Ibe Bogaert says Joost Klein helped her through one of the hardest periods of her life, not just as a coach on The voice van Vlaanderen but as someone who listened when she needed it most. In an interview with HLN, Bogaert said the contact with Klein felt familiar from the start, and that his quick turn during her audition marked the beginning of a bond that went far beyond the show.
Bogaert said Klein helped her not only musically but mentally, after years in which she struggled deeply. She said her mother died by suicide, that she had dark thoughts herself and that, shortly before joining the program, she spent three weeks in a psychiatric institution. When she told him her story, she said, a real conversation started. Klein, she said, is someone who lost both of his parents at a young age, and that shared experience made him easier to trust.
What Bogaert says Klein gave her most was self-confidence. She said she often felt anxiety on stage, and that he gave her tools to deal with it. Those tips now help her enjoy performing more, she said. Bogaert called him a “waanzinnig lieve en authentieke gast,” and said he recently wrote her an affirmation telling her she can sing well. She keeps the note in her car.
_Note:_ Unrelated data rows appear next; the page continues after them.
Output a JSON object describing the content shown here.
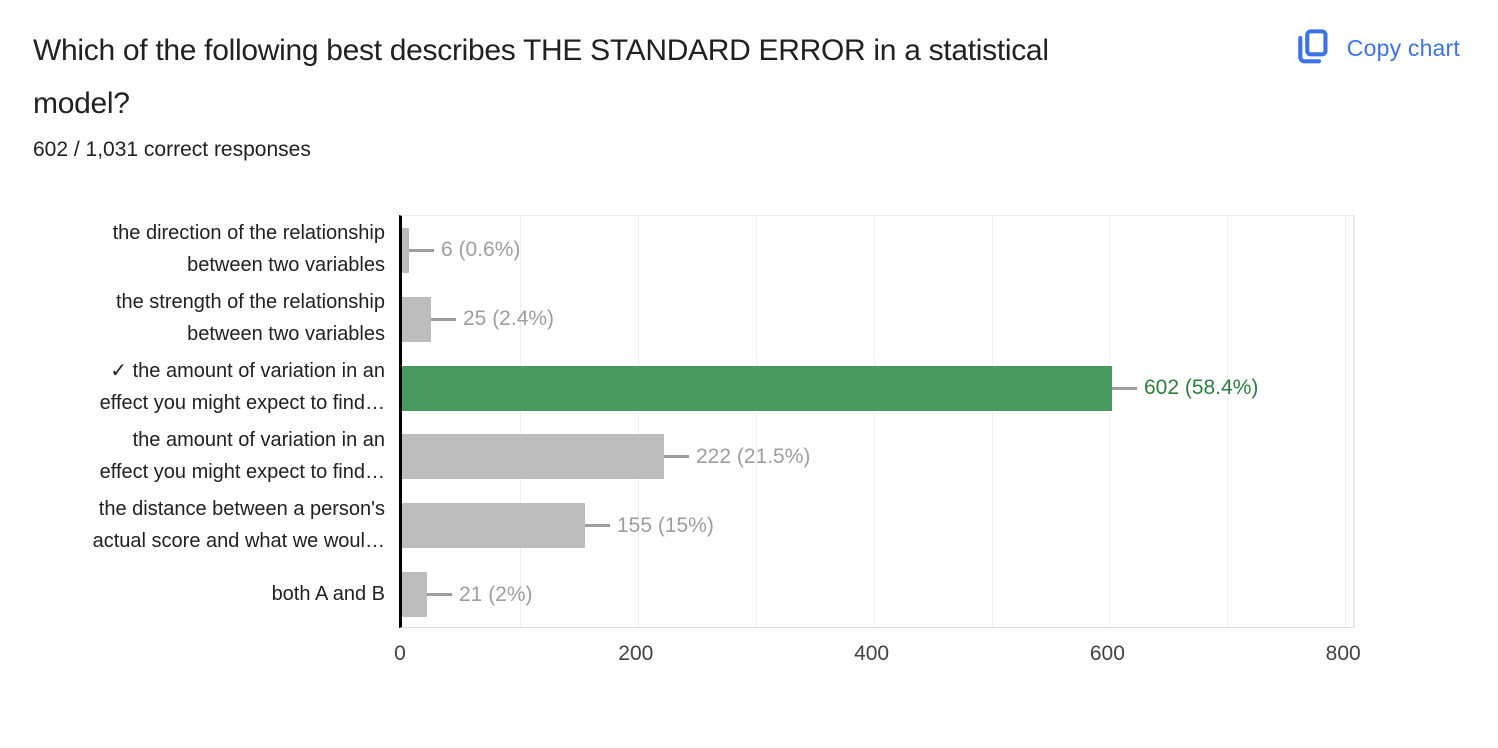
{
  "header": {
    "title": "Which of the following best describes THE STANDARD ERROR in a statistical model?",
    "title_lines": [
      "Which of the following best describes THE STANDARD ERROR in a statistical",
      "model?"
    ],
    "subtitle": "602 / 1,031 correct responses",
    "copy_button": {
      "label": "Copy chart",
      "icon": "copy-icon"
    }
  },
  "colors": {
    "accent_blue": "#3d73e8",
    "bar_gray": "#bdbdbd",
    "bar_correct_green": "#489a5f",
    "value_label_gray": "#9e9e9e",
    "value_label_green": "#2e7d40",
    "axis_black": "#000000",
    "gridline": "#efefef",
    "text_dark": "#212121",
    "tick_text": "#424242"
  },
  "chart_data": {
    "type": "bar",
    "orientation": "horizontal",
    "title": "Which of the following best describes THE STANDARD ERROR in a statistical model?",
    "subtitle": "602 / 1,031 correct responses",
    "categories": [
      "the direction of the relationship between two variables",
      "the strength of the relationship between two variables",
      "✓ the amount of variation in an effect you might expect to find…",
      "the amount of variation in an effect you might expect to find…",
      "the distance between a person's actual score and what we woul…",
      "both A and B"
    ],
    "category_lines": [
      [
        "the direction of the relationship",
        "between two variables"
      ],
      [
        "the strength of the relationship",
        "between two variables"
      ],
      [
        "✓ the amount of variation in an",
        "effect you might expect to find…"
      ],
      [
        "the amount of variation in an",
        "effect you might expect to find…"
      ],
      [
        "the distance between a person's",
        "actual score and what we woul…"
      ],
      [
        "both A and B"
      ]
    ],
    "values": [
      6,
      25,
      602,
      222,
      155,
      21
    ],
    "value_labels": [
      "6 (0.6%)",
      "25 (2.4%)",
      "602 (58.4%)",
      "222 (21.5%)",
      "155 (15%)",
      "21 (2%)"
    ],
    "correct_index": 2,
    "x_ticks": [
      0,
      200,
      400,
      600,
      800
    ],
    "xlim": [
      0,
      800
    ],
    "grid_interval": 100,
    "grid": true,
    "legend": "none"
  }
}
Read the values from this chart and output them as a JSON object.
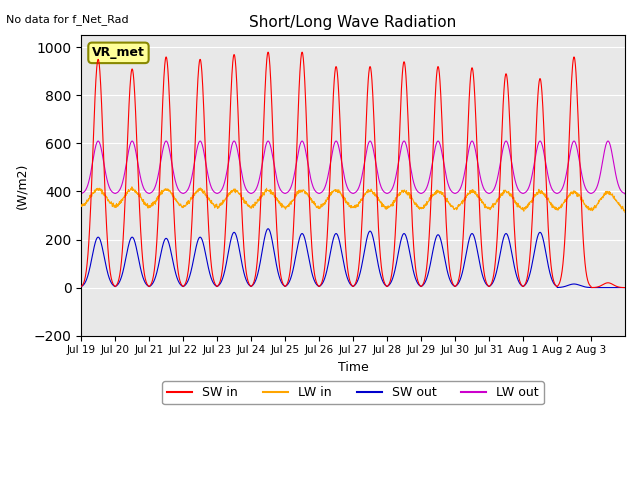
{
  "title": "Short/Long Wave Radiation",
  "xlabel": "Time",
  "ylabel": "(W/m2)",
  "top_left_text": "No data for f_Net_Rad",
  "label_box_text": "VR_met",
  "ylim": [
    -200,
    1050
  ],
  "yticks": [
    -200,
    0,
    200,
    400,
    600,
    800,
    1000
  ],
  "x_tick_labels": [
    "Jul 19",
    "Jul 20",
    "Jul 21",
    "Jul 22",
    "Jul 23",
    "Jul 24",
    "Jul 25",
    "Jul 26",
    "Jul 27",
    "Jul 28",
    "Jul 29",
    "Jul 30",
    "Jul 31",
    "Aug 1",
    "Aug 2",
    "Aug 3"
  ],
  "bg_color": "#e8e8e8",
  "colors": {
    "SW_in": "#ff0000",
    "LW_in": "#ffa500",
    "SW_out": "#0000cc",
    "LW_out": "#cc00cc"
  },
  "legend_labels": [
    "SW in",
    "LW in",
    "SW out",
    "LW out"
  ],
  "num_days": 16,
  "SW_in_peaks": [
    950,
    910,
    960,
    950,
    970,
    980,
    980,
    920,
    920,
    940,
    920,
    915,
    890,
    870,
    960,
    20
  ],
  "LW_in_base": 330,
  "LW_in_peak_add": 80,
  "SW_out_peaks": [
    210,
    210,
    205,
    210,
    230,
    245,
    225,
    225,
    235,
    225,
    220,
    225,
    225,
    230,
    15,
    0
  ],
  "LW_out_base": 390,
  "LW_out_peak_add": 220
}
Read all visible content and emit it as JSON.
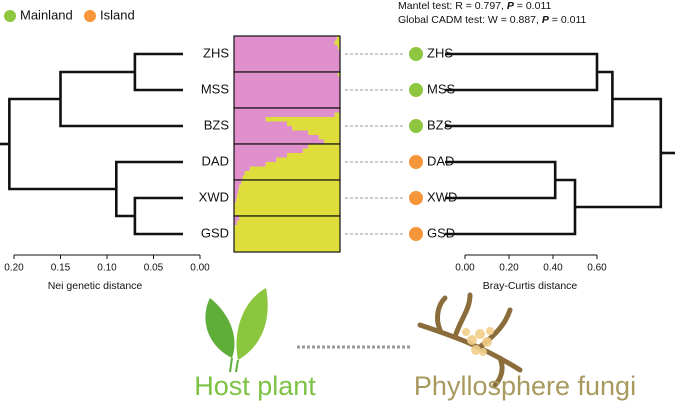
{
  "legend": [
    {
      "label": "Mainland",
      "color": "#8dc63f"
    },
    {
      "label": "Island",
      "color": "#f7953a"
    }
  ],
  "stats": {
    "mantel": [
      "Mantel test: R = 0.797, ",
      "P",
      " = 0.011"
    ],
    "cadm": [
      "Global CADM test: W = 0.887, ",
      "P",
      " = 0.011"
    ]
  },
  "populations": [
    {
      "name": "ZHS",
      "group": 0,
      "yellow": [
        0.03,
        0.05,
        0.02,
        0,
        0,
        0,
        0,
        0
      ]
    },
    {
      "name": "MSS",
      "group": 0,
      "yellow": [
        0.02,
        0,
        0,
        0,
        0,
        0,
        0,
        0
      ]
    },
    {
      "name": "BZS",
      "group": 0,
      "yellow": [
        0,
        0.05,
        0.7,
        0.5,
        0.45,
        0.3,
        0.2,
        0.15
      ]
    },
    {
      "name": "DAD",
      "group": 1,
      "yellow": [
        0.3,
        0.35,
        0.5,
        0.6,
        0.7,
        0.85,
        0.9,
        0.92
      ]
    },
    {
      "name": "XWD",
      "group": 1,
      "yellow": [
        0.93,
        0.95,
        0.96,
        0.97,
        0.98,
        1,
        1,
        1
      ]
    },
    {
      "name": "GSD",
      "group": 1,
      "yellow": [
        0.95,
        0.97,
        1,
        1,
        1,
        1,
        1,
        1
      ]
    }
  ],
  "structure_colors": [
    "#df8fcb",
    "#dedd3c"
  ],
  "left_tree": {
    "axis_label": "Nei genetic distance",
    "merge_heights": [
      0.07,
      0.15,
      0.07,
      0.09,
      0.205
    ],
    "ticks": [
      {
        "value": 0.2,
        "label": "0.20"
      },
      {
        "value": 0.15,
        "label": "0.15"
      },
      {
        "value": 0.1,
        "label": "0.10"
      },
      {
        "value": 0.05,
        "label": "0.05"
      },
      {
        "value": 0,
        "label": "0.00"
      }
    ]
  },
  "right_tree": {
    "axis_label": "Bray-Curtis distance",
    "merge_heights": [
      0.6,
      0.67,
      0.41,
      0.5,
      0.89
    ],
    "ticks": [
      {
        "value": 0,
        "label": "0.00"
      },
      {
        "value": 0.2,
        "label": "0.20"
      },
      {
        "value": 0.4,
        "label": "0.40"
      },
      {
        "value": 0.6,
        "label": "0.60"
      }
    ]
  },
  "bottom": {
    "left": "Host plant",
    "right": "Phyllosphere fungi"
  }
}
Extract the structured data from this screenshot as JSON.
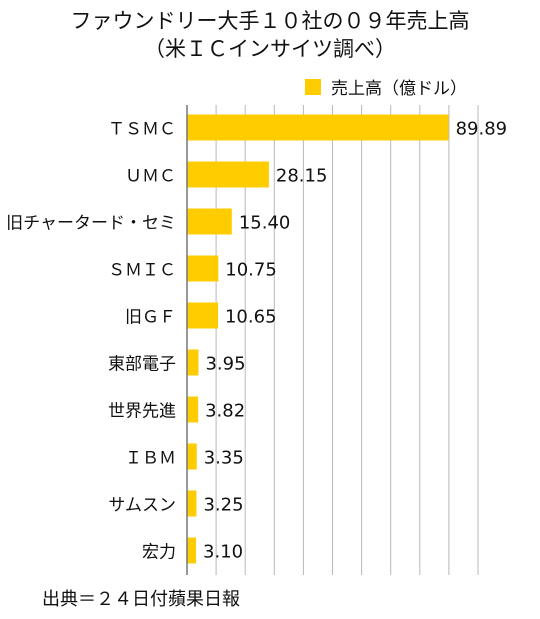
{
  "title": "ファウンドリー大手１０社の０９年売上高",
  "subtitle": "（米ＩＣインサイツ調べ）",
  "source": "出典＝２４日付蘋果日報",
  "colors": {
    "bar": "#FFCC00",
    "grid": "#b8b8b8",
    "axis": "#777777",
    "text": "#111111"
  },
  "chart_data": {
    "type": "bar",
    "orientation": "horizontal",
    "categories": [
      "ＴＳＭＣ",
      "ＵＭＣ",
      "旧チャータード・セミ",
      "ＳＭＩＣ",
      "旧ＧＦ",
      "東部電子",
      "世界先進",
      "ＩＢＭ",
      "サムスン",
      "宏力"
    ],
    "series": [
      {
        "name": "売上高（億ドル）",
        "values": [
          89.89,
          28.15,
          15.4,
          10.75,
          10.65,
          3.95,
          3.82,
          3.35,
          3.25,
          3.1
        ]
      }
    ],
    "value_labels": [
      "89.89",
      "28.15",
      "15.40",
      "10.75",
      "10.65",
      "3.95",
      "3.82",
      "3.35",
      "3.25",
      "3.10"
    ],
    "xlim": [
      0,
      100
    ],
    "grid": true,
    "legend": "top-right"
  }
}
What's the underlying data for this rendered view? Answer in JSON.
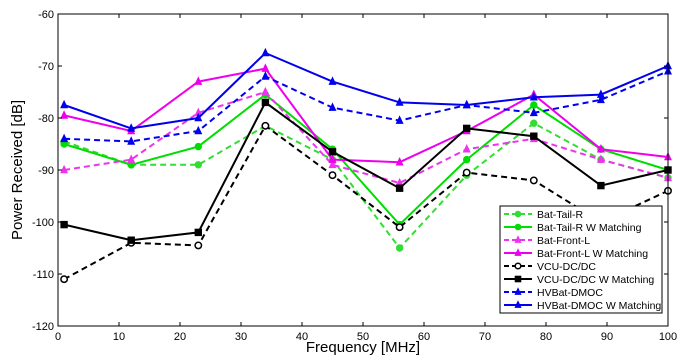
{
  "chart_data": {
    "type": "line",
    "title": "",
    "xlabel": "Frequency [MHz]",
    "ylabel": "Power Received [dB]",
    "xlim": [
      0,
      100
    ],
    "ylim": [
      -120,
      -60
    ],
    "xticks": [
      0,
      10,
      20,
      30,
      40,
      50,
      60,
      70,
      80,
      90,
      100
    ],
    "yticks": [
      -120,
      -110,
      -100,
      -90,
      -80,
      -70,
      -60
    ],
    "grid": false,
    "legend_position": "lower-right",
    "x": [
      1,
      12,
      23,
      34,
      45,
      56,
      67,
      78,
      89,
      100
    ],
    "series": [
      {
        "name": "Bat-Tail-R",
        "color": "#33dd33",
        "dash": "dashed",
        "marker": "circle",
        "values": [
          -84.5,
          -89,
          -89,
          -81.5,
          -88,
          -105,
          -91,
          -81,
          -88,
          -91.5
        ]
      },
      {
        "name": "Bat-Tail-R W Matching",
        "color": "#00dd00",
        "dash": "solid",
        "marker": "circle",
        "values": [
          -85,
          -89,
          -85.5,
          -75.5,
          -86,
          -100.5,
          -88,
          -77.5,
          -86,
          -90
        ]
      },
      {
        "name": "Bat-Front-L",
        "color": "#ee33ee",
        "dash": "dashed",
        "marker": "triangle",
        "values": [
          -90,
          -88,
          -79,
          -75,
          -89,
          -92.5,
          -86,
          -84,
          -88,
          -91.5
        ]
      },
      {
        "name": "Bat-Front-L W Matching",
        "color": "#ee00ee",
        "dash": "solid",
        "marker": "triangle",
        "values": [
          -79.5,
          -82.5,
          -73,
          -70.5,
          -88,
          -88.5,
          -82.5,
          -75.5,
          -86,
          -87.5
        ]
      },
      {
        "name": "VCU-DC/DC",
        "color": "#000000",
        "dash": "dashed",
        "marker": "circle-open",
        "values": [
          -111,
          -104,
          -104.5,
          -81.5,
          -91,
          -101,
          -90.5,
          -92,
          -100,
          -94
        ]
      },
      {
        "name": "VCU-DC/DC W Matching",
        "color": "#000000",
        "dash": "solid",
        "marker": "square",
        "values": [
          -100.5,
          -103.5,
          -102,
          -77,
          -86.5,
          -93.5,
          -82,
          -83.5,
          -93,
          -90
        ]
      },
      {
        "name": "HVBat-DMOC",
        "color": "#0000ee",
        "dash": "dashed",
        "marker": "triangle",
        "values": [
          -84,
          -84.5,
          -82.5,
          -72,
          -78,
          -80.5,
          -77.5,
          -79,
          -76.5,
          -71
        ]
      },
      {
        "name": "HVBat-DMOC W Matching",
        "color": "#0000ee",
        "dash": "solid",
        "marker": "triangle",
        "values": [
          -77.5,
          -82,
          -80,
          -67.5,
          -73,
          -77,
          -77.5,
          -76,
          -75.5,
          -70
        ]
      }
    ]
  }
}
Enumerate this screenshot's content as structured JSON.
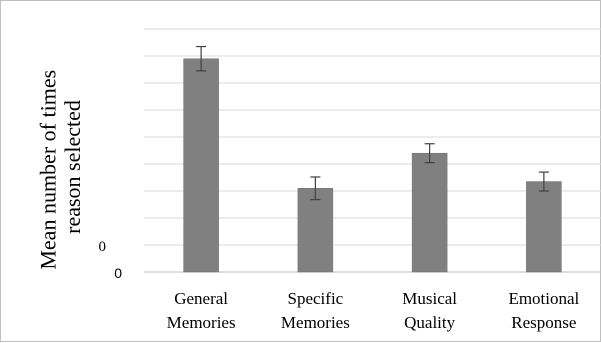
{
  "chart_data": {
    "type": "bar",
    "title": "",
    "xlabel": "",
    "ylabel": [
      "Mean number of times",
      "reason selected"
    ],
    "categories": [
      [
        "General",
        "Memories"
      ],
      [
        "Specific",
        "Memories"
      ],
      [
        "Musical",
        "Quality"
      ],
      [
        "Emotional",
        "Response"
      ]
    ],
    "values": [
      7.9,
      3.1,
      4.4,
      3.35
    ],
    "error": [
      0.45,
      0.42,
      0.35,
      0.35
    ],
    "ylim": [
      0,
      9
    ],
    "ytick_labels": [
      "0",
      "0"
    ],
    "grid": true,
    "legend": "none",
    "colors": {
      "bar": "#808080",
      "bar_stroke": "#6f6f6f",
      "grid": "#d9d9d9",
      "axis": "#bfbfbf",
      "error": "#404040"
    }
  }
}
The exchange adds a personal layer to The voice van Vlaanderen, where coaching is often framed in terms of technique and performance. Here, the emotional weight is impossible to separate from the music. Bogaert’s comments also place Klein in a role that has come up before in the show’s orbit, including a separate row on The Voice van Vlaanderen brushed off by Mathieu Terryn, but her account is not about controversy. It is about the way one contestant says a coach helped her stay on her feet.
For Bogaert, the point appears settled. Klein was not only the man who turned his chair quickly during her audition. He was the coach she says helped her believe she belonged there.